In my view, this is exactly how I want these places to look in reports. But I have to violate standards to make the reports acceptable - omitting the country, including the word County, omitting the comma comma when the town is known and the county is not known, and including what naturally is Place Details information in the main Place field. Therefore, a lot of users and a lot of Web sites such as FamilySearch don’t like my place names.

Instead, I would like to use “standard” place names (whatever that is) and still format them in a way that makes sense and can be accessible to non-genealogists in printed reports. For example, if I had a place name like Knox, Tennessee in a printed report, nobody would know what I meant. What is Knox? We don’t have Knox schools and Knox Sheriffs Department and Knox taxes. What we have is Knox County schools Knox County Sheriffs Department and Knox County taxes. I think genealogy software and data models needs to respect the real world.

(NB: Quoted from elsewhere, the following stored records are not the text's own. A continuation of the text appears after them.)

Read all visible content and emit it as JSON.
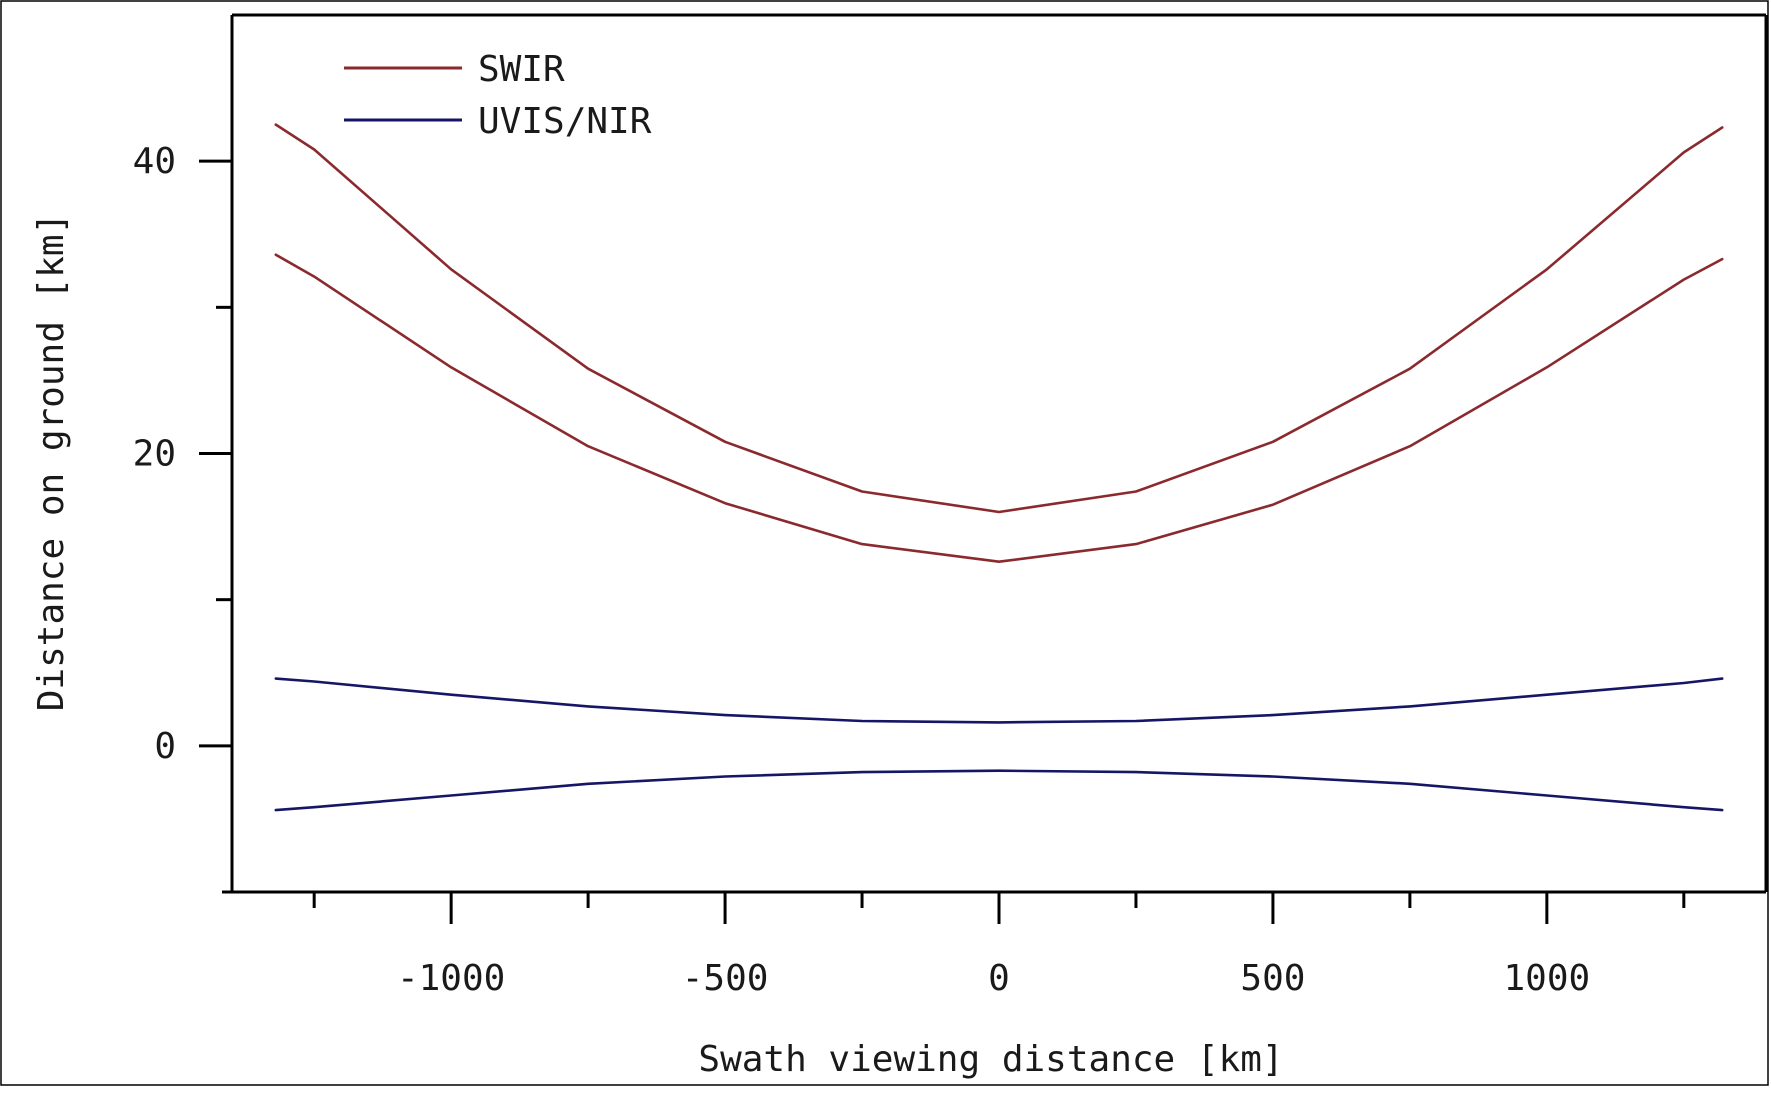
{
  "chart_data": {
    "type": "line",
    "title": "",
    "xlabel": "Swath viewing distance [km]",
    "ylabel": "Distance on ground [km]",
    "xlim": [
      -1400,
      1400
    ],
    "ylim": [
      -10,
      50
    ],
    "grid": false,
    "legend_position": "upper-left",
    "x_ticks": {
      "major": [
        -1000,
        -500,
        0,
        500,
        1000
      ],
      "major_labels": [
        "-1000",
        "-500",
        "0",
        "500",
        "1000"
      ],
      "minor": [
        -1250,
        -750,
        -250,
        250,
        750,
        1250
      ]
    },
    "y_ticks": {
      "major": [
        0,
        20,
        40
      ],
      "major_labels": [
        "0",
        "20",
        "40"
      ],
      "minor": [
        -10,
        10,
        30
      ]
    },
    "x": [
      -1320,
      -1250,
      -1000,
      -750,
      -500,
      -250,
      0,
      250,
      500,
      750,
      1000,
      1250,
      1320
    ],
    "series": [
      {
        "name": "SWIR",
        "legend": true,
        "color": "#8b2a2e",
        "values": [
          42.5,
          40.8,
          32.6,
          25.8,
          20.8,
          17.4,
          16.0,
          17.4,
          20.8,
          25.8,
          32.6,
          40.6,
          42.3
        ]
      },
      {
        "name": "SWIR",
        "legend": false,
        "color": "#8b2a2e",
        "values": [
          33.6,
          32.1,
          25.9,
          20.5,
          16.6,
          13.8,
          12.6,
          13.8,
          16.5,
          20.5,
          25.9,
          31.9,
          33.3
        ]
      },
      {
        "name": "UVIS/NIR",
        "legend": true,
        "color": "#161666",
        "values": [
          4.6,
          4.4,
          3.5,
          2.7,
          2.1,
          1.7,
          1.6,
          1.7,
          2.1,
          2.7,
          3.5,
          4.3,
          4.6
        ]
      },
      {
        "name": "UVIS/NIR",
        "legend": false,
        "color": "#161666",
        "values": [
          -4.4,
          -4.2,
          -3.4,
          -2.6,
          -2.1,
          -1.8,
          -1.7,
          -1.8,
          -2.1,
          -2.6,
          -3.4,
          -4.2,
          -4.4
        ]
      }
    ]
  },
  "legend": {
    "items": [
      {
        "label": "SWIR",
        "color": "#8b2a2e"
      },
      {
        "label": "UVIS/NIR",
        "color": "#161666"
      }
    ]
  }
}
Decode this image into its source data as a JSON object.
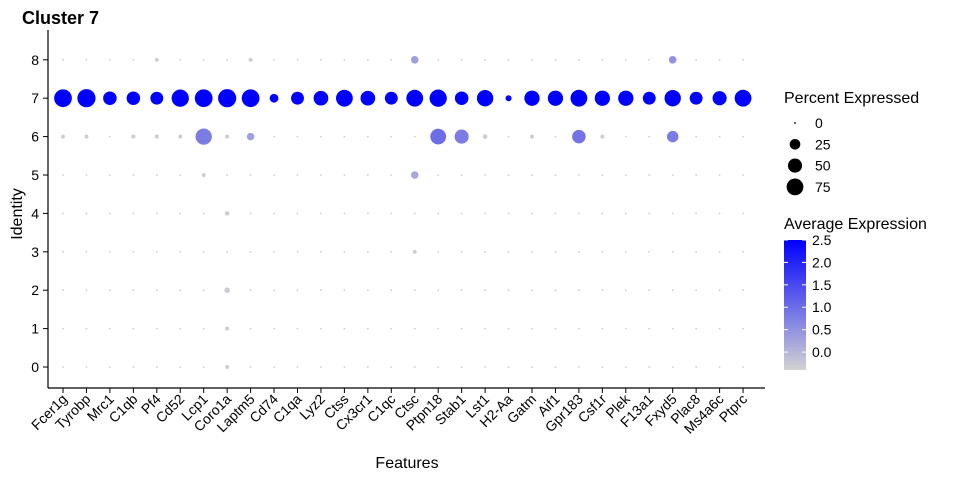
{
  "chart_data": {
    "type": "dotplot",
    "title": "Cluster  7",
    "xlabel": "Features",
    "ylabel": "Identity",
    "features": [
      "Fcer1g",
      "Tyrobp",
      "Mrc1",
      "C1qb",
      "Pf4",
      "Cd52",
      "Lcp1",
      "Coro1a",
      "Laptm5",
      "Cd74",
      "C1qa",
      "Lyz2",
      "Ctss",
      "Cx3cr1",
      "C1qc",
      "Ctsc",
      "Ptpn18",
      "Stab1",
      "Lst1",
      "H2-Aa",
      "Gatm",
      "Aif1",
      "Gpr183",
      "Csf1r",
      "Plek",
      "F13a1",
      "Fxyd5",
      "Plac8",
      "Ms4a6c",
      "Ptprc"
    ],
    "identities": [
      "0",
      "1",
      "2",
      "3",
      "4",
      "5",
      "6",
      "7",
      "8"
    ],
    "percent_expressed": {
      "7": [
        85,
        90,
        45,
        45,
        40,
        80,
        85,
        90,
        85,
        15,
        40,
        55,
        75,
        55,
        40,
        75,
        80,
        45,
        70,
        5,
        60,
        60,
        75,
        60,
        60,
        40,
        70,
        40,
        50,
        75
      ],
      "6": [
        1,
        1,
        0,
        1,
        1,
        1,
        70,
        1,
        10,
        0,
        0,
        0,
        0,
        0,
        0,
        0,
        65,
        50,
        2,
        0,
        1,
        0,
        45,
        1,
        0,
        0,
        30,
        0,
        0,
        0
      ],
      "8": [
        0,
        0,
        0,
        0,
        1,
        0,
        0,
        0,
        1,
        0,
        0,
        0,
        0,
        0,
        0,
        10,
        0,
        0,
        0,
        0,
        0,
        0,
        0,
        0,
        0,
        0,
        10,
        0,
        0,
        0
      ],
      "5": [
        0,
        0,
        0,
        0,
        0,
        0,
        1,
        0,
        0,
        0,
        0,
        0,
        0,
        0,
        0,
        10,
        0,
        0,
        0,
        0,
        0,
        0,
        0,
        0,
        0,
        0,
        0,
        0,
        0,
        0
      ],
      "4": [
        0,
        0,
        0,
        0,
        0,
        0,
        0,
        2,
        0,
        0,
        0,
        0,
        0,
        0,
        0,
        0,
        0,
        0,
        0,
        0,
        0,
        0,
        0,
        0,
        0,
        0,
        0,
        0,
        0,
        0
      ],
      "3": [
        0,
        0,
        0,
        0,
        0,
        0,
        0,
        0,
        0,
        0,
        0,
        0,
        0,
        0,
        0,
        1,
        0,
        0,
        0,
        0,
        0,
        0,
        0,
        0,
        0,
        0,
        0,
        0,
        0,
        0
      ],
      "2": [
        0,
        0,
        0,
        0,
        0,
        0,
        0,
        4,
        0,
        0,
        0,
        0,
        0,
        0,
        0,
        0,
        0,
        0,
        0,
        0,
        0,
        0,
        0,
        0,
        0,
        0,
        0,
        0,
        0,
        0
      ],
      "1": [
        0,
        0,
        0,
        0,
        0,
        0,
        0,
        1,
        0,
        0,
        0,
        0,
        0,
        0,
        0,
        0,
        0,
        0,
        0,
        0,
        0,
        0,
        0,
        0,
        0,
        0,
        0,
        0,
        0,
        0
      ],
      "0": [
        0,
        0,
        0,
        0,
        0,
        0,
        0,
        1,
        0,
        0,
        0,
        0,
        0,
        0,
        0,
        0,
        0,
        0,
        0,
        0,
        0,
        0,
        0,
        0,
        0,
        0,
        0,
        0,
        0,
        0
      ]
    },
    "average_expression": {
      "7": 2.5,
      "6": [
        -0.3,
        -0.3,
        -0.3,
        -0.3,
        -0.3,
        -0.3,
        0.8,
        -0.3,
        0.3,
        -0.3,
        -0.3,
        -0.3,
        -0.3,
        -0.3,
        -0.3,
        -0.3,
        1.0,
        0.8,
        -0.3,
        -0.3,
        -0.3,
        -0.3,
        0.9,
        -0.3,
        -0.3,
        -0.3,
        0.8,
        -0.3,
        -0.3,
        -0.3
      ],
      "8": {
        "Ctsc": 0.3,
        "Fxyd5": 0.5
      },
      "5": {
        "Ctsc": 0.2
      },
      "default": -0.3
    },
    "yrange": [
      -0.5,
      8.5
    ],
    "grid": false,
    "legend_position": "right",
    "color_low": "#d3d3d3",
    "color_high": "#0000ff"
  },
  "legend": {
    "size_title": "Percent Expressed",
    "size_items": [
      {
        "label": "0",
        "value": 0
      },
      {
        "label": "25",
        "value": 25
      },
      {
        "label": "50",
        "value": 50
      },
      {
        "label": "75",
        "value": 75
      }
    ],
    "color_title": "Average Expression",
    "color_ticks": [
      {
        "label": "2.5",
        "value": 2.5
      },
      {
        "label": "2.0",
        "value": 2.0
      },
      {
        "label": "1.5",
        "value": 1.5
      },
      {
        "label": "1.0",
        "value": 1.0
      },
      {
        "label": "0.5",
        "value": 0.5
      },
      {
        "label": "0.0",
        "value": 0.0
      }
    ],
    "color_range": [
      -0.4,
      2.5
    ]
  }
}
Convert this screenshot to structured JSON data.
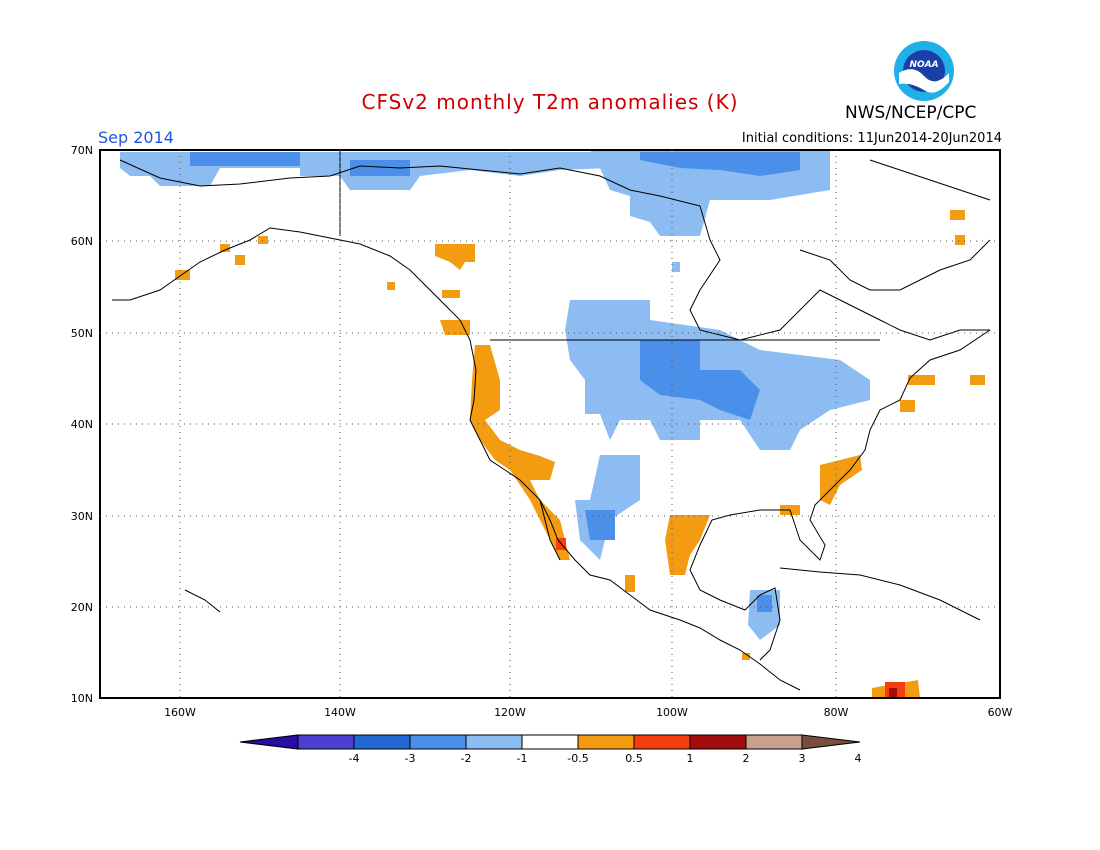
{
  "title": "CFSv2 monthly T2m anomalies (K)",
  "agency": "NWS/NCEP/CPC",
  "logo_text": "NOAA",
  "month": "Sep 2014",
  "initial_conditions": "Initial conditions: 11Jun2014-20Jun2014",
  "lat_labels": [
    "70N",
    "60N",
    "50N",
    "40N",
    "30N",
    "20N",
    "10N"
  ],
  "lon_labels": [
    "160W",
    "140W",
    "120W",
    "100W",
    "80W",
    "60W"
  ],
  "colorbar": {
    "labels": [
      "-4",
      "-3",
      "-2",
      "-1",
      "-0.5",
      "0.5",
      "1",
      "2",
      "3",
      "4"
    ],
    "colors": [
      "#2a0da8",
      "#4d3fd0",
      "#2468d6",
      "#4a90ea",
      "#8cbcf2",
      "#ffffff",
      "#f39c12",
      "#f33f0f",
      "#a30d0d",
      "#c9a08e",
      "#7a4e3c"
    ]
  },
  "colors": {
    "title": "#cc0000",
    "month": "#2255dd"
  }
}
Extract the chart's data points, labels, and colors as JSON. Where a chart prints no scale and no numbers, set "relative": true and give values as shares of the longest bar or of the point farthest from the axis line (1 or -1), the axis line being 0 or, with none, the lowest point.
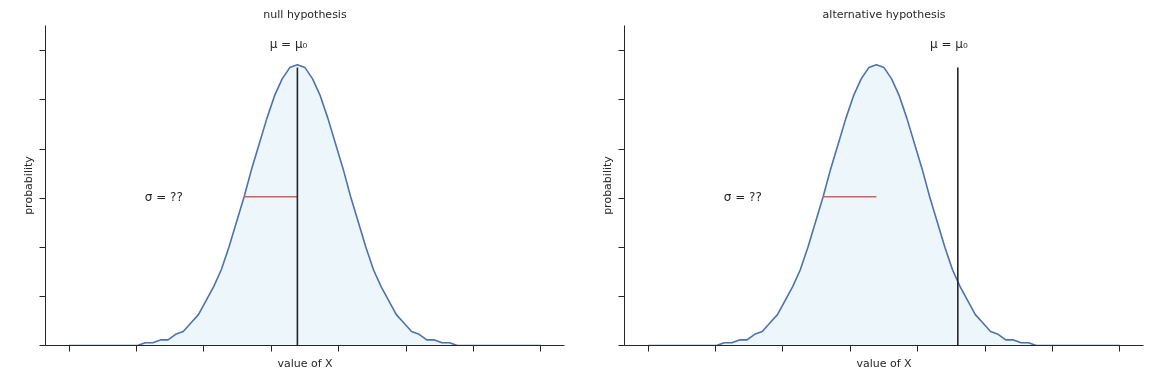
{
  "chart_data": [
    {
      "type": "area",
      "title": "null hypothesis",
      "xlabel": "value of X",
      "ylabel": "probability",
      "relative": true,
      "tick_labels": false,
      "categories": [
        null,
        null,
        null,
        null,
        null,
        null,
        null,
        null,
        null,
        null,
        null,
        null,
        null,
        null,
        null,
        null,
        null,
        null,
        null,
        null,
        null,
        null,
        null,
        null,
        null,
        null,
        null,
        null,
        null,
        null,
        null,
        null,
        null,
        null,
        null,
        null,
        null,
        null,
        null,
        null,
        null,
        null,
        null,
        null,
        null,
        null,
        null,
        null,
        null,
        null,
        null,
        null,
        null,
        null,
        null,
        null,
        null,
        null,
        null,
        null,
        null,
        null,
        null
      ],
      "series": [
        {
          "color": "#4c72b0",
          "values": [
            0,
            0,
            0,
            0,
            0,
            0,
            0,
            0,
            0,
            0,
            0.01,
            0.01,
            0.02,
            0.02,
            0.04,
            0.05,
            0.08,
            0.11,
            0.16,
            0.21,
            0.27,
            0.35,
            0.44,
            0.53,
            0.63,
            0.72,
            0.81,
            0.89,
            0.95,
            0.99,
            1.0,
            0.99,
            0.95,
            0.89,
            0.81,
            0.72,
            0.63,
            0.53,
            0.44,
            0.35,
            0.27,
            0.21,
            0.16,
            0.11,
            0.08,
            0.05,
            0.04,
            0.02,
            0.02,
            0.01,
            0.01,
            0,
            0,
            0,
            0,
            0,
            0,
            0,
            0,
            0,
            0,
            0,
            0
          ]
        },
        {
          "type": "line",
          "color": "#d65f5f",
          "values": [
            null,
            null,
            null,
            null,
            null,
            null,
            null,
            null,
            null,
            null,
            null,
            null,
            null,
            null,
            null,
            null,
            null,
            null,
            null,
            null,
            null,
            null,
            null,
            0.53,
            null,
            null,
            null,
            null,
            null,
            null,
            0.53,
            null,
            null,
            null,
            null,
            null,
            null,
            null,
            null,
            null,
            null,
            null,
            null,
            null,
            null,
            null,
            null,
            null,
            null,
            null,
            null,
            null,
            null,
            null,
            null,
            null,
            null,
            null,
            null,
            null,
            null,
            null,
            null
          ]
        }
      ],
      "annotations": [
        "σ = ??",
        "μ = μ₀"
      ]
    },
    {
      "type": "area",
      "title": "alternative hypothesis",
      "xlabel": "value of X",
      "ylabel": "probability",
      "relative": true,
      "tick_labels": false,
      "categories": [
        null,
        null,
        null,
        null,
        null,
        null,
        null,
        null,
        null,
        null,
        null,
        null,
        null,
        null,
        null,
        null,
        null,
        null,
        null,
        null,
        null,
        null,
        null,
        null,
        null,
        null,
        null,
        null,
        null,
        null,
        null,
        null,
        null,
        null,
        null,
        null,
        null,
        null,
        null,
        null,
        null,
        null,
        null,
        null,
        null,
        null,
        null,
        null,
        null,
        null,
        null,
        null,
        null,
        null,
        null,
        null,
        null,
        null,
        null,
        null,
        null,
        null,
        null
      ],
      "series": [
        {
          "color": "#4c72b0",
          "values": [
            0,
            0,
            0,
            0,
            0,
            0,
            0,
            0,
            0,
            0,
            0.01,
            0.01,
            0.02,
            0.02,
            0.04,
            0.05,
            0.08,
            0.11,
            0.16,
            0.21,
            0.27,
            0.35,
            0.44,
            0.53,
            0.63,
            0.72,
            0.81,
            0.89,
            0.95,
            0.99,
            1.0,
            0.99,
            0.95,
            0.89,
            0.81,
            0.72,
            0.63,
            0.53,
            0.44,
            0.35,
            0.27,
            0.21,
            0.16,
            0.11,
            0.08,
            0.05,
            0.04,
            0.02,
            0.02,
            0.01,
            0.01,
            0,
            0,
            0,
            0,
            0,
            0,
            0,
            0,
            0,
            0,
            0,
            0
          ]
        },
        {
          "type": "line",
          "color": "#d65f5f",
          "values": [
            null,
            null,
            null,
            null,
            null,
            null,
            null,
            null,
            null,
            null,
            null,
            null,
            null,
            null,
            null,
            null,
            null,
            null,
            null,
            null,
            null,
            null,
            null,
            0.53,
            null,
            null,
            null,
            null,
            null,
            null,
            0.53,
            null,
            null,
            null,
            null,
            null,
            null,
            null,
            null,
            null,
            null,
            null,
            null,
            null,
            null,
            null,
            null,
            null,
            null,
            null,
            null,
            null,
            null,
            null,
            null,
            null,
            null,
            null,
            null,
            null,
            null,
            null,
            null
          ]
        }
      ],
      "annotations": [
        "σ = ??",
        "μ = μ₀"
      ]
    }
  ]
}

From The Canadian Encyclopedia:
Unlike many other provinces, Saskatchewan does not have counties . Instead, local governance is carried out by eight different types of municipalities: northern towns, northern villages, northern hamlets, villages, resort villages, towns, cities and rural municipalities.
You can find this article Here

I was wondering if someone would chime in. I figured if there were provinces which did not have counties they would in the West. I am mostly familiar with the Eastern provinces. While counties still exist in most of the Eastern provinces they tend to be less important as administrative regions than they were in the past. The recent trend to amalgamations and municipal reorganisation has shifted their importance in more modern times. But they are still important historically. My province of origin (Prince Edward Island) has three counties but also still uses an archaic numbered Lot system in land identification which dates back to the beginning of British rule. At that time the entire province was divided into about 67 Lots which were awarded to favourites of the crown. I grew up in Queens County, but also in Lot 24. That system was used regularly in land transactions and occasionally in Census organisation there. I have never really come to grips with how to best use the Lot identification numbers in place names where they appear in old records. They do not completely align with community or postal divisions and are very confusing for anyone who is not familiar with them.

I put the historically-accurate location in the place field, then I edit the place record and put the modern place name in the Standardized Name field. And, of course, I geocode every location.